Since then Frogtown Cellars, whose winery building crowns a green hilltop in Lumpkin County between Dahlonega and Cleveland, has hauled home scores of medals, prizes and critical acclaim.

During a recent visit to Frogtown Cellars, my bride and I were greeted by Cydney - who does not miss Miami one little bit. She showed us through the winery building with stone-decorated walls, an eye-catching old bar used for tastings and a vaulted ceiling.

"Craig designed this building," she said, "and the vineyards, too." Frogtown's 42 acres of plantings sprawl away from the winery and behind a sheltering grove of trees. Although his education and background are in the law, Craig immersed himself in architecture, viticulture (the growing of grapevines) and viniculture (the making of wine). He planted 20 varieties of grapes - most vinifera, or classic European wine grapes - in places where they would grow best, according to sun exposure and soil.

Renaissance man, indeed.

Frogtown Cellars shatters the image of Georgia wineries of "the old days;" places that churned out muscadine wines for folks who liked their wine sweet and redolent of pungent fruit.

Today, wineries in Northeast Georgia - among them Frogtown Cellars - are cranking out top-shelf juice, primarily from vinifera grapes. What types? How about cabernet sauvignon, tannat, viognier, sangiovese and chardonnay. Craig and Cydney even grow a grape they were told would not grow here - sauvignon blanc.

Sauvignon blanc, Frogtown style, resembles the famed Loire Valley white, Sancerre. It is somewhere between the crisp, citrussy New Zealand style and the lush fruity California wines. It's exposed to neutral oak, to preserve the nature of the grape.

I rated that wine among my favorite whites, along with the 100 percent viognier, with light, peachy aromatics. Another fave is the winery's Inclination, a proprietary blend of chardonnay and viognier, along with a French-American hybrid grape, vidal, fermented in French oak. It is unique, with distinctive flavors; a nice, dry food wine, and one that wins many awards for the Kritzers.

Among the reds, I really enjoyed Frogtown's sangiovese, made from the primary red-wine grape of Tuscany. It does well here, and this edition boasts rich berry fruitiness with just the right amount of tannins to give the wine body to stand up to hearty dishes.

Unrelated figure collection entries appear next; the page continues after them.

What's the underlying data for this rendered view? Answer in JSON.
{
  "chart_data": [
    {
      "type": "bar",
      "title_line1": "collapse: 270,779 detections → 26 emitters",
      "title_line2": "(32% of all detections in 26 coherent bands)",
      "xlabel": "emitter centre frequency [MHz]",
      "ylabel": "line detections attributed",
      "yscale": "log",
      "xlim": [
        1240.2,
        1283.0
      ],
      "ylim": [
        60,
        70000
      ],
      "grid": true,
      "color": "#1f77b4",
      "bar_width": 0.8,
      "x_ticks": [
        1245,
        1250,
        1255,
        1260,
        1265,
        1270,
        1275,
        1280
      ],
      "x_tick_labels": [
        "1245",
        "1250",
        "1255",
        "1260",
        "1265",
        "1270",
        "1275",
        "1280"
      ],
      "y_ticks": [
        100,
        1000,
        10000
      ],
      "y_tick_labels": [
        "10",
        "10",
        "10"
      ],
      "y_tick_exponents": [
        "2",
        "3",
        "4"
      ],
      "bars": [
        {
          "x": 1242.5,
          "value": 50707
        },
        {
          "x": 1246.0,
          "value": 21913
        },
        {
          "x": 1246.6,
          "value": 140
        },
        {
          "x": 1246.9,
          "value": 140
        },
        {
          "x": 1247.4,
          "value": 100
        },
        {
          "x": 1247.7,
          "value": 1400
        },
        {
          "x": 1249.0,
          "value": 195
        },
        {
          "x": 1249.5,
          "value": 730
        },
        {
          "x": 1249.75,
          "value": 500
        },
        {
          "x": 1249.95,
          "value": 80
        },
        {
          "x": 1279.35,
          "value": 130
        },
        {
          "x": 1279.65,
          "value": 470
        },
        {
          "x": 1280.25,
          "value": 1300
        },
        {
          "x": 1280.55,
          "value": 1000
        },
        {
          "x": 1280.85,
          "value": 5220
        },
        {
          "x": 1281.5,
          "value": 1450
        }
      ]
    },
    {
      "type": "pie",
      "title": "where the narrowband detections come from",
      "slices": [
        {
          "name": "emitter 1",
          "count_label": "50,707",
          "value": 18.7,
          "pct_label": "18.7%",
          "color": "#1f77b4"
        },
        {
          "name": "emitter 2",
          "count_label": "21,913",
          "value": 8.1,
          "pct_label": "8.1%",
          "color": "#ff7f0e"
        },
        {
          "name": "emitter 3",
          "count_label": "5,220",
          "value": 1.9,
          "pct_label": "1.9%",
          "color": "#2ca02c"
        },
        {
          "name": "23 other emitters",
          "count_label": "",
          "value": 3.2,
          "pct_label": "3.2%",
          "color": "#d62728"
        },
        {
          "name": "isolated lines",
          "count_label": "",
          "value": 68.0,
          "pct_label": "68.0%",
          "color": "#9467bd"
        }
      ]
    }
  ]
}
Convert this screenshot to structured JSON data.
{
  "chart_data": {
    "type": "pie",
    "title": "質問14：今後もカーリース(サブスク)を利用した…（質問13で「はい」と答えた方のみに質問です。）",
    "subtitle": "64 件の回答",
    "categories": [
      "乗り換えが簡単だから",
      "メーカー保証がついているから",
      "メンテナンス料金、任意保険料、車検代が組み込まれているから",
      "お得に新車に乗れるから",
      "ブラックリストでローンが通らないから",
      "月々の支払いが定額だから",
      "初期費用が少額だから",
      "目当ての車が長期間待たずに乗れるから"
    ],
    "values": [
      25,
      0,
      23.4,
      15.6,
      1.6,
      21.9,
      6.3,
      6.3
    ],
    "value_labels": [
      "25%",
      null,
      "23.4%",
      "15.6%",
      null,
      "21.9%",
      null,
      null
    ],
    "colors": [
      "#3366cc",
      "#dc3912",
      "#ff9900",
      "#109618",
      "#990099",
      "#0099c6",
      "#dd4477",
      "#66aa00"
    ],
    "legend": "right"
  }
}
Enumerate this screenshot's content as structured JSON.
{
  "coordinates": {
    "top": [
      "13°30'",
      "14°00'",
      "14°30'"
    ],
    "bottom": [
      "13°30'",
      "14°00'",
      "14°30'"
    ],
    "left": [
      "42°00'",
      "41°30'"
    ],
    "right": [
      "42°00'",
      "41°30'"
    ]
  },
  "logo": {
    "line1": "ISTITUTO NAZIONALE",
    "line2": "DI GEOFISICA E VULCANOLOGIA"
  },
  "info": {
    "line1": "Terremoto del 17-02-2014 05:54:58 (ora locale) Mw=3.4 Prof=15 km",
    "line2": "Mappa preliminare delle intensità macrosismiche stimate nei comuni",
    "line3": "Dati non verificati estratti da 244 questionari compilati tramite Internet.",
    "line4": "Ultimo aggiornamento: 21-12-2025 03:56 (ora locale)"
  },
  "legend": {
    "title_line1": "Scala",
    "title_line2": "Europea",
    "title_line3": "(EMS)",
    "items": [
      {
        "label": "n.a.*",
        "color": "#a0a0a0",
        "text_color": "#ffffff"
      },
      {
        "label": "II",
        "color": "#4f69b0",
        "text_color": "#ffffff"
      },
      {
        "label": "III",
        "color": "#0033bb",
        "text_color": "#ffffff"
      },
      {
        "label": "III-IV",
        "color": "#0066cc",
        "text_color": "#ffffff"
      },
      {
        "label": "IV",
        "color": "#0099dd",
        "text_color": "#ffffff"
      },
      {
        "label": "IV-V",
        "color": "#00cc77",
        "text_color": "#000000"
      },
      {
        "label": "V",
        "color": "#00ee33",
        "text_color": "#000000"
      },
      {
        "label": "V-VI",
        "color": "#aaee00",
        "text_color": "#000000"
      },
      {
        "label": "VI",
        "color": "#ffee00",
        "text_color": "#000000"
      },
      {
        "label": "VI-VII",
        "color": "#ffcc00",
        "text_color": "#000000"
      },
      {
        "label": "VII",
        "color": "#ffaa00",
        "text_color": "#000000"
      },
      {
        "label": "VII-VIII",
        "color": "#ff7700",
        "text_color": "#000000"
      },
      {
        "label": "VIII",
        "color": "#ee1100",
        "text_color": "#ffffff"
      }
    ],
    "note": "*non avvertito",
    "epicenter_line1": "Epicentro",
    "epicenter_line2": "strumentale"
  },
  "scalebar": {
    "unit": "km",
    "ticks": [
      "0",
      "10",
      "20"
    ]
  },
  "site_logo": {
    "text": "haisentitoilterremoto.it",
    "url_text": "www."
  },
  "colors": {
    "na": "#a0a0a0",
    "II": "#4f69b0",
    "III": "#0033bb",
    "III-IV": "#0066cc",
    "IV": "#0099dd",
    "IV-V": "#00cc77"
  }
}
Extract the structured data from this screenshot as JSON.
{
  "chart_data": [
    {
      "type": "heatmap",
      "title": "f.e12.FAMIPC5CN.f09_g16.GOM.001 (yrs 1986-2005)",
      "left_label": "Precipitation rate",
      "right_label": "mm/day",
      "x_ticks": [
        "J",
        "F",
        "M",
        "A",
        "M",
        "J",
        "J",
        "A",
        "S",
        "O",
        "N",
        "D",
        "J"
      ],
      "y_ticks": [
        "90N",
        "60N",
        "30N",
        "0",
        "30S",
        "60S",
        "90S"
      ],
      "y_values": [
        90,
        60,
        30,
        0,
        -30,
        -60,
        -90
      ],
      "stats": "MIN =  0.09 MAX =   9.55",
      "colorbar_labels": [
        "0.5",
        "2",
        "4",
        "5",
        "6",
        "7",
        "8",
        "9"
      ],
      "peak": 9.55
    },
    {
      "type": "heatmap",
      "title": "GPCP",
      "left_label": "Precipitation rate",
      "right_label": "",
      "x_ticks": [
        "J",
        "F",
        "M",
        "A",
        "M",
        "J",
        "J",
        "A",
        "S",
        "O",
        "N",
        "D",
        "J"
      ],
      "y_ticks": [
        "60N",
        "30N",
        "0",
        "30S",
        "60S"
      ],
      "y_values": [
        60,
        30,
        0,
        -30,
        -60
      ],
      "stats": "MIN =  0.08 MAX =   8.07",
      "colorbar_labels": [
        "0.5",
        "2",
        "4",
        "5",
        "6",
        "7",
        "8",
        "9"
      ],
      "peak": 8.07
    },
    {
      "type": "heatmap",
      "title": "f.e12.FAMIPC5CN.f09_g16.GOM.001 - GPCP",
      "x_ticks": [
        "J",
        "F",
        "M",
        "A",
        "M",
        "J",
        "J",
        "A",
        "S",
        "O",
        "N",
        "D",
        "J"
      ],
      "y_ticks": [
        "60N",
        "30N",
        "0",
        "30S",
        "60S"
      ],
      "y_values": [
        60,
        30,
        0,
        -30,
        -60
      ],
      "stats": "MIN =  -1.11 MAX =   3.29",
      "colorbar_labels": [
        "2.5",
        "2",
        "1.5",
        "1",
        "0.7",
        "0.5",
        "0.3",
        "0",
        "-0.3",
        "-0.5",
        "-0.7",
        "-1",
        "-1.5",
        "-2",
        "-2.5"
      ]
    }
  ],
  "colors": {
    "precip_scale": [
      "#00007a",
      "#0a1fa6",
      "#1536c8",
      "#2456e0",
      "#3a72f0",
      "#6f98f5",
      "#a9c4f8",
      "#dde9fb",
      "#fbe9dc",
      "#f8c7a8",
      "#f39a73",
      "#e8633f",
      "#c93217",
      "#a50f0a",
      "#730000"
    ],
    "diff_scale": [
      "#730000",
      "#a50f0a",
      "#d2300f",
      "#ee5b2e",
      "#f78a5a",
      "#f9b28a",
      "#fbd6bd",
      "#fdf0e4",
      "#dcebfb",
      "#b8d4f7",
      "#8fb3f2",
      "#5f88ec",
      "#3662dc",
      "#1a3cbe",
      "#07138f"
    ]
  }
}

High marks go to another proprietary label, Frogtown's Convergence. It represents Craig's battle to persuade other Georgia winemakers to tell consumers the whole story of what's in the bottle - 100 percent identification. Some area wineries blend West Coast (mostly California) fruit or juice with their local grapes; state law does not require them to say that on their labels.

But Convergence's label tells you this is an East Coast-West Coast blend; 66 percent California cabernet sauvignon, malbec and merlot; and 34 percent Frogtown cabernet franc. It is a lively red with a lot of flavors. I see this one with steaks sizzling right off the grill.

Another "big" red is Frogtown's Shotgun, a blend of tannat, cabernet franc and touriga nacional, the primary grape used in Portugal to make Oporto (Port).

The Kritzers are big boosters of this winemaking area. The prestigious Wine Report, Craig says, rated Northeast Georgia as one of the most up-and-coming wine regions in the country.

"Northeast Georgia has it all over any other area on the East Coast," he says. "We have a longer growing season than, say, Virginia. We're making great wine here."